Table 3 Fixed effect estimates for mixed effects models of learning performance in Experiment 1 Very similar patterns were found in the multiple-choice tests: Participants were better at recognizing the new meanings of low frequency words on Day 1 (z = 2.818, p = .005), but their memory for new meanings of high frequency words showed faster decay over one day and one week (ps < .01 for both interactions). The low frequency advantage was gone by Day 2 (p > .90), and reversed, at marginal significance, by Day 8 (z = -1.728, p = .084). Again, the retention rate was higher for high frequency words (87.3 ± 16.8%) than for low frequency words (77.8 ± 16.4%; t(33) = 3.413, p = .002).
The influence of learning on existing meanings
As shown in Fig. 3 and Table 4, Day 1 showed no perturbation effect; neither TrainingType nor its interaction with Frequency were significant in either related or unrelated trials (ps > .45). Neither was there evidence for perturbation on Day 2 or Day 8, as indicated by the insignificant two-way interactions between Day and TrainingType in either related or unrelated trials (ps > .27) or the three-way interactions between Day, TrainingType, and Frequency (ps > .10). Instead, Day 8 decision times for low frequency words with new meanings were marginally faster than exposure controls in related trials (t = 1.731, p = .083).
Table 4 Fixed effect estimates for mixed effects of semantic relatedness judgment task in Experiment 1 (SOA = 500 ms) Generally, the perturbation effect observed in Fang and Perfetti (2017) using ERPs during an implicit task was absent in behavioral results when participants were instructed to make semantic judgments on the original meanings. Instead, we observed a trend of facilitation for learning new meanings for low frequency words one week following learning.

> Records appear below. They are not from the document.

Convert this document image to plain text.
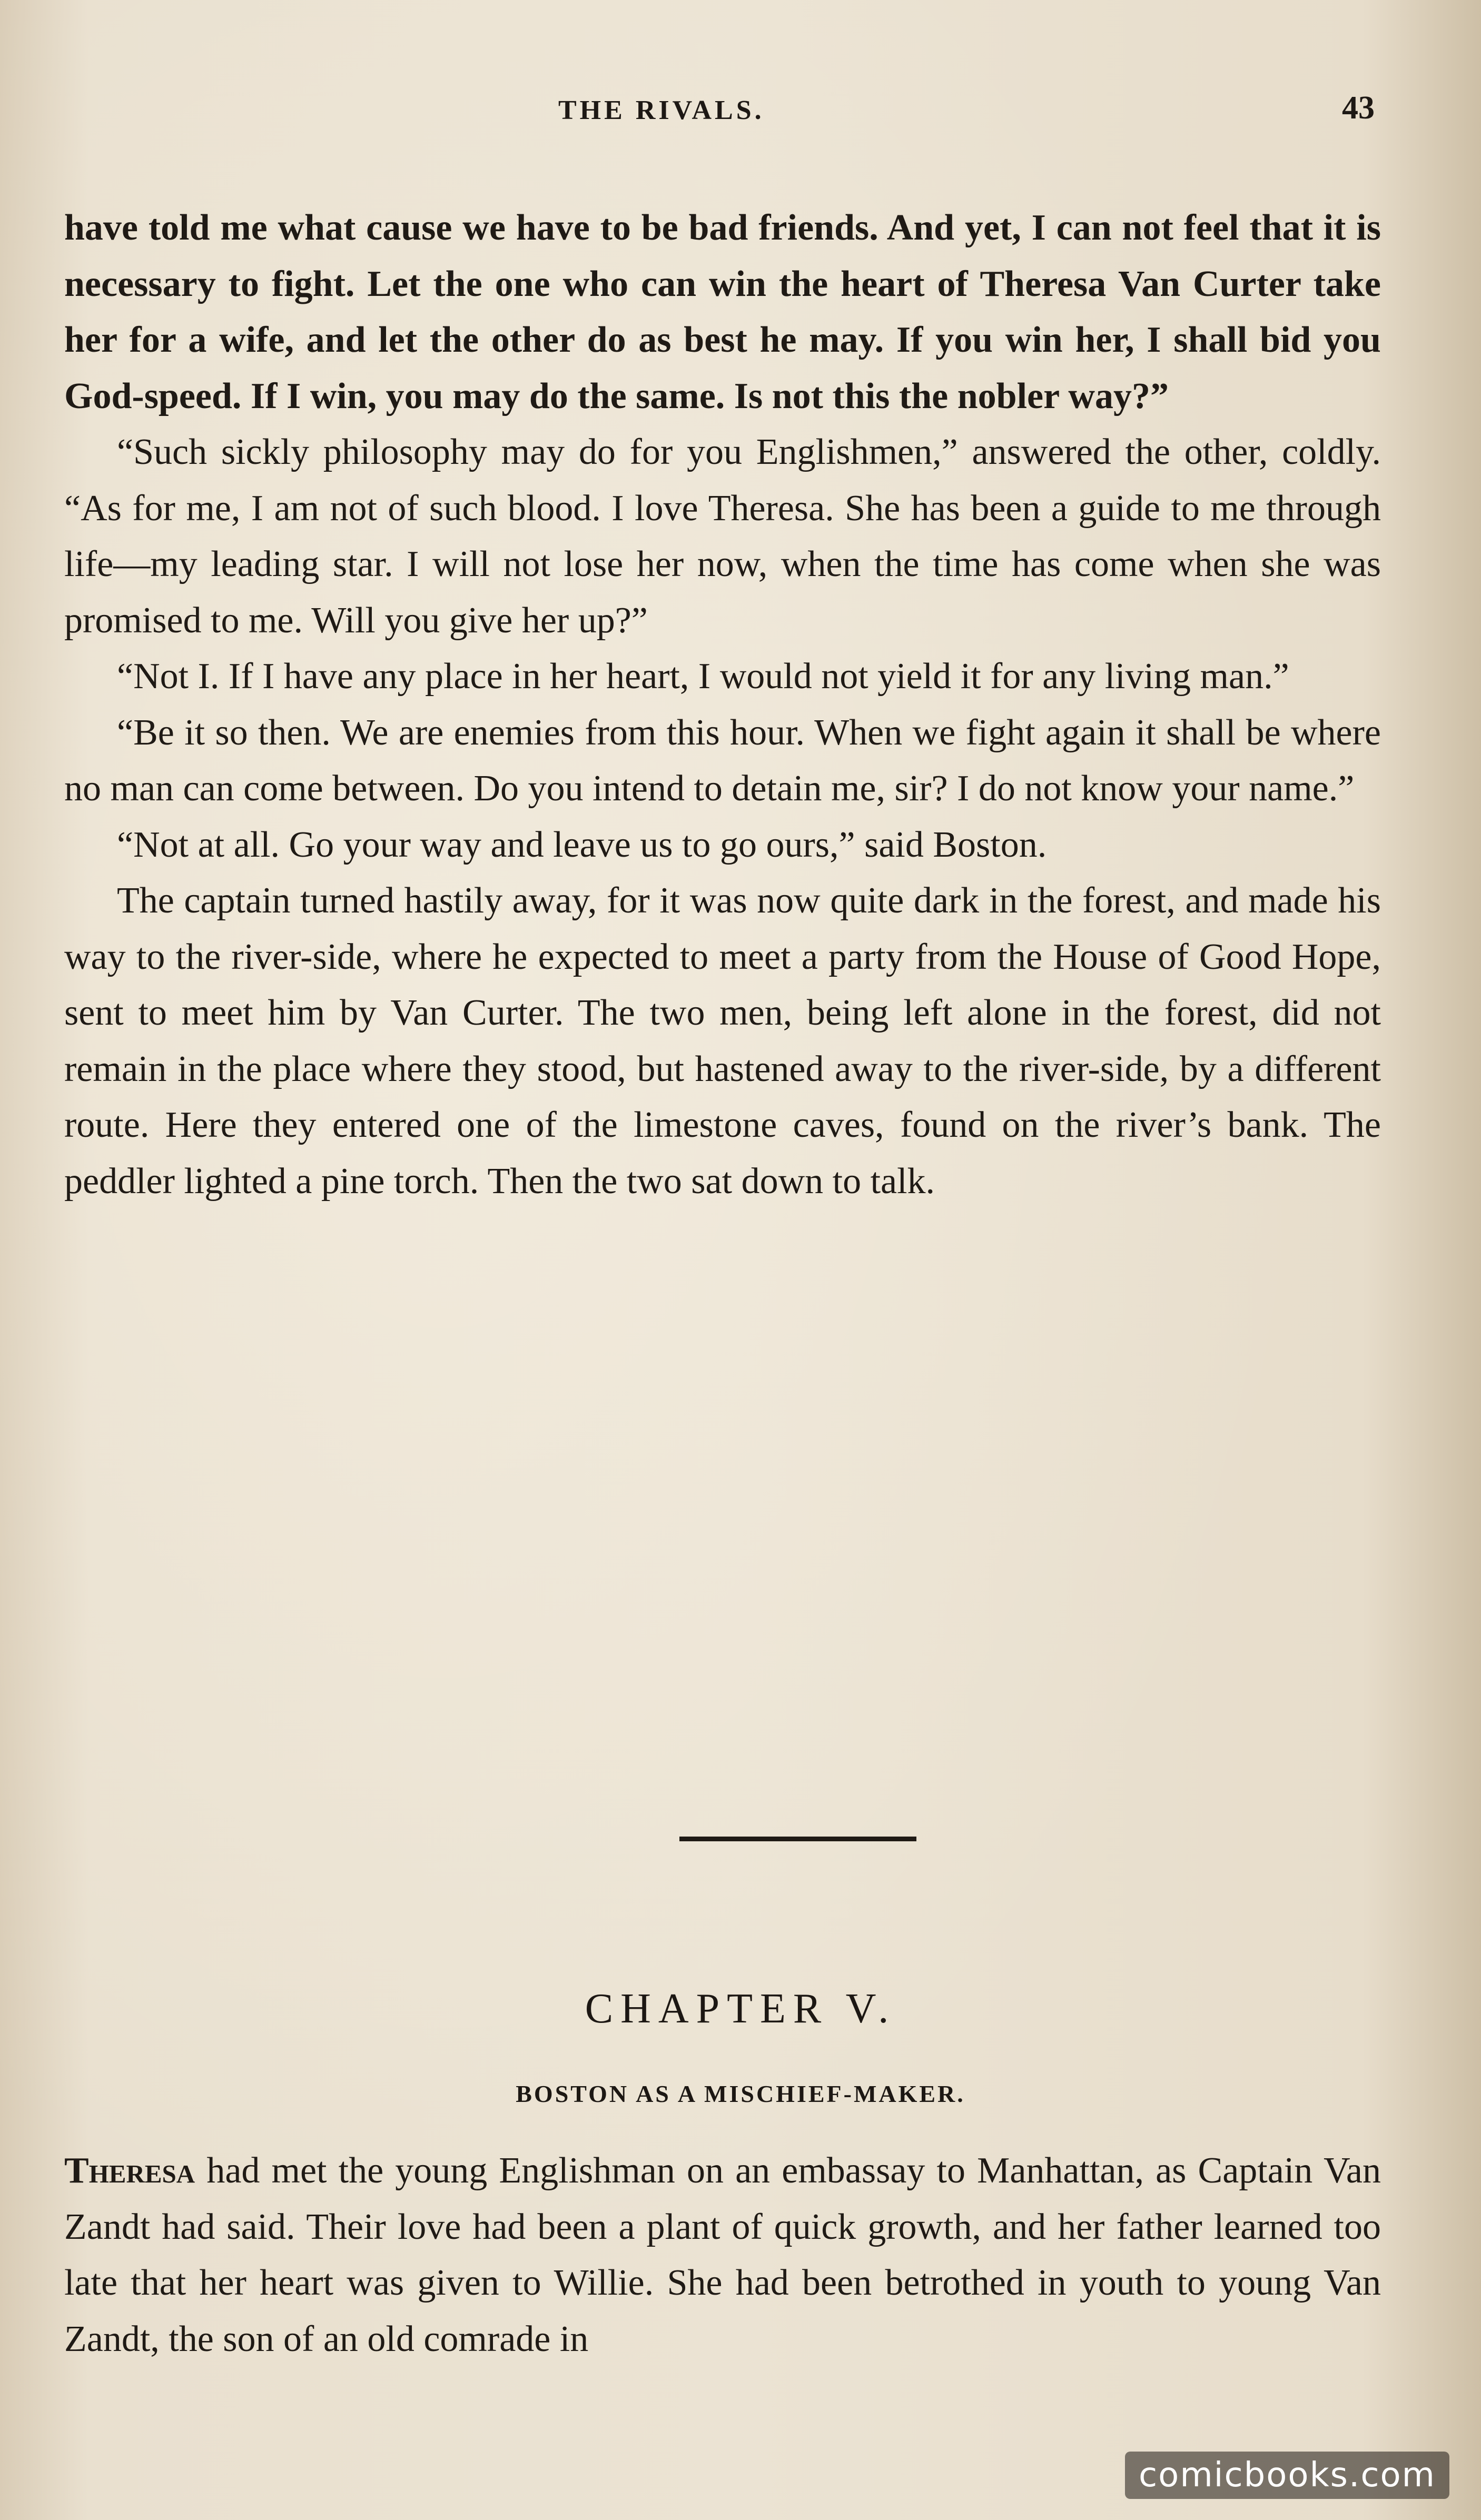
THE RIVALS.	43

have told me what cause we have to be bad friends. And yet, I can not feel that it is necessary to fight. Let the one who can win the heart of Theresa Van Curter take her for a wife, and let the other do as best he may. If you win her, I shall bid you God-speed. If I win, you may do the same. Is not this the nobler way?”

“Such sickly philosophy may do for you Englishmen,” answered the other, coldly. “As for me, I am not of such blood. I love Theresa. She has been a guide to me through life—my leading star. I will not lose her now, when the time has come when she was promised to me. Will you give her up?”

“Not I. If I have any place in her heart, I would not yield it for any living man.”

“Be it so then. We are enemies from this hour. When we fight again it shall be where no man can come between. Do you intend to detain me, sir? I do not know your name.”

“Not at all. Go your way and leave us to go ours,” said Boston.

The captain turned hastily away, for it was now quite dark in the forest, and made his way to the river-side, where he expected to meet a party from the House of Good Hope, sent to meet him by Van Curter. The two men, being left alone in the forest, did not remain in the place where they stood, but hastened away to the river-side, by a different route. Here they entered one of the limestone caves, found on the river’s bank. The peddler lighted a pine torch. Then the two sat down to talk.

CHAPTER V.
BOSTON AS A MISCHIEF-MAKER.

Theresa had met the young Englishman on an embassay to Manhattan, as Captain Van Zandt had said. Their love had been a plant of quick growth, and her father learned too late that her heart was given to Willie. She had been betrothed in youth to young Van Zandt, the son of an old comrade in

comicbooks.com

It is possible that perturbation is observable only during a narrow window of word processing when selective access to original meaning is required. The SOA of 500 ms used in Experiment 1 may have exceeded this window, providing sufficient time to stabilize the representations of the original meaning or to suppress the activation of the newly learned meaning. The non-significant difference between high and low frequency exposure controls also indicated that the SOA was too long, especially when participants had multiple exposures to both high and low frequency words prior to the task. If this is the case, then a much shorter SOA should expose a perturbation effect on the word’s connection to its original meaning. Accordingly, Experiment 2 used a shorter SOA of 200 ms, a time window during which word processing shows wide spread activation prior to specific meaning selection (Kintsch & Mross, 1985; Van Petten & Kutas, 1987). Experiment 2 also aimed to replicate the advantage for high frequency words in the long-term retention of new meanings.